The left’s mobilisation in Manchester against the English Defence League
Rhetoric, stunts, and divisions
Chris Brandler assesses the left’s mobilisation in Manchester against the English Defence League
The English Defence League managed to pull in around 700 supporters from across the country for its October 10 demonstration in Manchester. They appear to be an odd mix of politically disorientated, white, male workers, football firm hooligans, the sincerely crazy, and hard-core members of tiny far-right and fascist grouplets. Here and there stiff-arm salutes were thrown up.
Opposing them in a counter-demonstration, organised by Unite Against Fascism, were around 1,500 anti-fascists, made up of the left, trade unionists (including Manchester TUC, plus RMT and NUJ branches), LGBT organisations and Hope Not Hate. It was a good turnout considering the police had been doing everything they could to scare anti-racists off and had appealed to the mosque to stop Muslim youth coming out onto the streets. The police and ‘community leaders’ did not want to see a repeat of Harrow or Birmingham.
There were 48 arrests overall, with many coming from the counter-demonstration. The police attacked the anti-EDL forces, causing several injuries, including a broken arm and deep flesh punctures after a police dog went out of control. Whipped up into a frenzy, the dog was biting not only demonstrators on both sides, but other dogs and the police themselves.
There were poorly organised, half-hearted attempts to break police lines to get to the EDL. Socialist Workers Party national secretary Martin Smith corralled (unarmed) young comrades to march against police lines that were three-deep. The lines never broke, of course, but this was a cynical gesture to give the SWP’s class-collaborationist UAF politics a veneer of activist radicalism.
After the UAF demo ended, there were sporadic clashes with the police, with small groups of protesters from both sides trying to get at each other. During one incident two confused EDL supporters started hitting one another – perhaps an indication of their general level of intelligence. When the EDL and anti-fascists did clash, it was 60 anti-fascists against a group of 16 EDL supporters, which ended in the EDL supporters taking a battering and having to be saved by the police.
The left has either claimed a massive victory (SWP and Communist Party of Britain) or called the mobilisation a defeat (Alliance for Workers’ Liberty, Workers Power and Permanent Revolution). It was neither. There were some positives. The workers’ movement managed to organise through the unions and left groups enough to constitute a viable counter-demonstration and harass the EDL. Not only did the UAF outnumber the EDL two to one, but we also had a lively and young group of supporters, with many people coming to a demonstration for the first time.

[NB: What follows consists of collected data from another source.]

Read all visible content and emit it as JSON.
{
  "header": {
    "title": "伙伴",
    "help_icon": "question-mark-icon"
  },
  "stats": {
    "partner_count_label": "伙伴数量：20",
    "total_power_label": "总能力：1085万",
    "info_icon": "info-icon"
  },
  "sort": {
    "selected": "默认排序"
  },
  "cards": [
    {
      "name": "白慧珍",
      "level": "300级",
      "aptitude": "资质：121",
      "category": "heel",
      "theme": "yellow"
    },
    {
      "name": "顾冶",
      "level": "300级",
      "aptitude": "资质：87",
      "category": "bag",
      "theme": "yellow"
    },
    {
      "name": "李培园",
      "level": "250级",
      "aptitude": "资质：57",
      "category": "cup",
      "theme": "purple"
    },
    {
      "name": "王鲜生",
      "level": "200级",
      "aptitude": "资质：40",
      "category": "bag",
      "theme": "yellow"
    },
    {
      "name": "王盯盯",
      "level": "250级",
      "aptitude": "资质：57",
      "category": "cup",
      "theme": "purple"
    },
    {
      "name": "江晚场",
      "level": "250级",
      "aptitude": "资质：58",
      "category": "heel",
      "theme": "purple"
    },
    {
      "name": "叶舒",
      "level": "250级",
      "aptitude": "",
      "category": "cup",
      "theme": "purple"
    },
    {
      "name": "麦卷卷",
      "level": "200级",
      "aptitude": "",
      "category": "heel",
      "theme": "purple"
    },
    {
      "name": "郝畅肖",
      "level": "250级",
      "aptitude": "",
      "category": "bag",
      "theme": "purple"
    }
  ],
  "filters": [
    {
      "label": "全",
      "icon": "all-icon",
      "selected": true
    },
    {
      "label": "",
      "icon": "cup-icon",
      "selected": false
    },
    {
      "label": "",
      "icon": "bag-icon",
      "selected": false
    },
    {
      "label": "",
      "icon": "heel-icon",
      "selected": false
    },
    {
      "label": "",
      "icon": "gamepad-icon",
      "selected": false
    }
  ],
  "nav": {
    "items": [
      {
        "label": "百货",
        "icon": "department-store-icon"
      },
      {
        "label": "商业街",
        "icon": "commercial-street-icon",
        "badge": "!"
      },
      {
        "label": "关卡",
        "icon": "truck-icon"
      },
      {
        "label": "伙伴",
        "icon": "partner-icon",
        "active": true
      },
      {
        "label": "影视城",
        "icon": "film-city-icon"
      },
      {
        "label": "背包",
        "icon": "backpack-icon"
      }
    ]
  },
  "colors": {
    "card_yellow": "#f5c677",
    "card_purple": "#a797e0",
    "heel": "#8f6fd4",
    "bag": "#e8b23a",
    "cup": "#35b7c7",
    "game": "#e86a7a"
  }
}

The negative side was expressed not in the fact that we did not break police lines and beat up more EDLers, but that the event was a continuation of the same bankrupt strategy the left has been following for years. In the run-up the SWP, under the guise of UAF, talked up the possibility of getting the EDL march banned by the state. They pleaded with councillors and self-appointed ‘community leaders’ to put pressure on the local authority. As in Birmingham, their pleas fell on deaf ears. It was then decided to ask permission to hold a counter-demonstration, which was granted. Yet the SWP sold it as a call to “occupy Piccadilly Gardens”. The first of many attempts to cover its liberal and class-collaborative approach with radical rhetoric.
During the organising meeting members of the Revolutionary Communist Group asked if there could be speakers from the left at the official rally. They were flatly refused, as platform space was to be reserved for local MPs and religious leaders. We cannot have people talking about the working class or socialism at an anti-fascist rally, can we?
In response individuals from a number of groups, including Permanent Revolution and Green Left, plus an assortment of anarchists, established their own organising committee under the name of Manchester Socialist Forum. Instead of going along with the dictates of UAF, they organised their own contingent with their own literature to march at a different time.
What united both of the organising groups, however, was their complete and utter failure to raise socialist politics. MSF, despite its name, refused to print leaflets that stressed working class politics, concentrating instead on ‘bash the fash’ militancy. Communist Students members and other comrades argued for the demonstration to be organised along clear socialist lines. Apparently keeping on board a couple of anarchists and liberals was more important. So we had two rival organising groups, two rival starting times and two rival leaflets putting forward the same bankrupt politics and strategy.
The next big encounter with the EDL will be in Leeds on October 31. It is important to mobilise the workers’ movement and youth to come out and build a lively counter-demonstration. Manchester CS will be looking to work as widely as possible with others in the movement and on campus. Manchester CS will be producing its own literature explaining how the far right can be stopped and why the approach of UAF and its left rivals have failed.
It is clear that the left needs a new approach. Our priority has to be the formation of a Marxist workers’ party that can take on the bourgeois state and all its parties. What we need is a political alternative to fight the system that spawns the far right – which must be opposed not just with our fists, but with something far more powerful: our ideas.